Il s’en défendait pourtant lors d’un « Ndogou de presse » qui avait suivi l’arrivée dans ses prairies apéristes, de l’ancienne Rewmiste, Me Nafissatou Diop Cissé qui venait de claquer la porte du plus grand adversaire politique de son nouveau chef. «Non, je n’ai débauché personne ! », déclarait Macky Sall qui soutenait que leurs deux volontés « se sont croisées ». Une « insulte à la mémoire collective des Sénégalais », régissait Dame Seck, porte-parole de la coalition Macky 2012, après l’audience accordée par Macky Sall à deux anciens souteneurs et alliés de Me Abdoulaye Wade sous l’ancien régime, en l’occurrence Mes Mbaye Jacques Diop et Ousmane Sèye. C’était en novembre 2013. Au sortir de leur audience, ces derniers avaient aussi annoncée leur « volonté » de soutenir dorénavant le régime actuel.

Depuis, le ballet incessant de potentiels transhumants qui s’en est suivi au Palais de la République a fini de convaincre les plus incrédules.
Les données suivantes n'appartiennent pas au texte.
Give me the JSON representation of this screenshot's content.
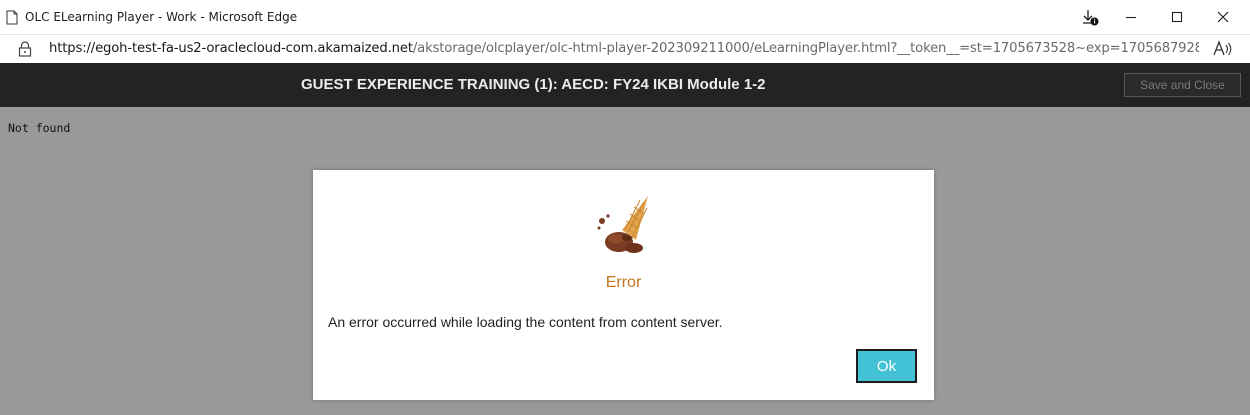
{
  "window": {
    "title": "OLC ELearning Player - Work - Microsoft Edge",
    "icons": [
      "page-icon",
      "downloads-icon",
      "minimize-icon",
      "maximize-icon",
      "close-icon"
    ]
  },
  "address_bar": {
    "url_host": "https://egoh-test-fa-us2-oraclecloud-com.akamaized.net",
    "url_rest": "/akstorage/olcplayer/olc-html-player-202309211000/eLearningPlayer.html?__token__=st=1705673528~exp=1705687928~acl=/...",
    "icons": [
      "lock-icon",
      "read-aloud-icon"
    ]
  },
  "player": {
    "course_title": "GUEST EXPERIENCE TRAINING (1): AECD: FY24 IKBI Module 1-2",
    "save_close_label": "Save and Close",
    "page_text": "Not found"
  },
  "dialog": {
    "icon": "dropped-ice-cream-icon",
    "title": "Error",
    "message": "An error occurred while loading the content from content server.",
    "ok_label": "Ok"
  },
  "colors": {
    "header_bg": "#232323",
    "overlay": "#999999",
    "error_title": "#c5741c",
    "ok_button": "#42c2d4"
  }
}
Me Mbaye Jacques Diop, Cheikh Demba Dia, Colonel Malick Cissé, Ahmet Khalifa Niass, Thierno Lô, Awa Guèye Kébé pour ne citer qu’eux d’autant que la liste est loin d’être exhaustive. Entretemps, beaucoup d’autres « moutons bleus » n’ont pas eu besoin de se faire prier pour se lisser peindre en marron. «Déchus» de leur mandat de député et dans l’anonymat depuis la chute d’Abdoulaye Wade, une quarantaine d’anciens députés du Pds ont fait, pendant plus d’un an, des pieds et des mains pour rejoindre l’Alliance pour la République (Apr, parti au pouvoir).

D’anciens « bleus » devenus rewmistes par la suite, Papa Diouf et Oumar Guèye, aujourd’hui ministres dans le gouvernement du président Macky Sall, n’ont pas réellement hésité avant de tourner le dos, sans état d’âme, à leur ancien mentor avec pour seule préoccupation désormais, de sauvegarder leurs maroquins. Ils ont été suivis peu près par Innocence Ntap Ndiaye, ancien ministre et membre du Pds. Mais c’est sans doute la dernière arrivée dans les prairies de Macky Sall qui cristallise l’« insulte à la mémoire collective des Sénégalais » de Dame Seck. Awa Ndiaye puisque c’est d’elle qu’il s’agit, c’est l’ancienne ministre de Abdoulaye Wade dont les Sénégalais ne retiennent de son passage au gouvernement que des « cuillères » et « fourchettes » de luxe, entre autres forfaits qui devraient normalement lui valoir un procès. La voilà qui se peint en marron-beige pour échapper à la Haute cour de justice. Il est tout simplement ahurissant de constater l’inique paradoxe entre cette affaire qui défraie encore la chronique et le projet de loi portant sur «l’inéligibilité pour une période de 10 ans de toute personne reconnue coupable d’un détournement de deniers publics». Comment apprécier dès lors toute la dithyrambe sur la traque des biens mal acquis, la bonne gouvernance, la transparence, la reddition des comptes dont nous abreuvent à souhait le Président Macky Sall et ses affidés ?

Dans le cadre de la massification de son parti, le chef de l’Etat vient de créer au sein de l’APR un ” comité d’accueil et d’orientation dirigé par l’un de ses proches conseillers. Ce comité reçoit en effet des transhumants venants de différents partis politiques. Il apparaît ainsi clairement que dans le paysage politique au Sénégal, la référence à l’intérêt général ne correspond même plus à un mythe, elle est simplement un leurre qui préside à la création de partis politiques qui au demeurant, prolifèrent au Sénégal.  Cela d’autant que, le plus souvent, la motivation de leur création obéit notamment à des considérations liées à des ambitions personnelles, ethniques et souvent financières. Les partis ainsi créés sont principalement des partis «conjoncturels», «circonstanciels», voire «alimentaires». Ils constituent une terre d’élection du clientélisme, de retournements de veste, d’alliances « contre-nature », de la transhumance politique.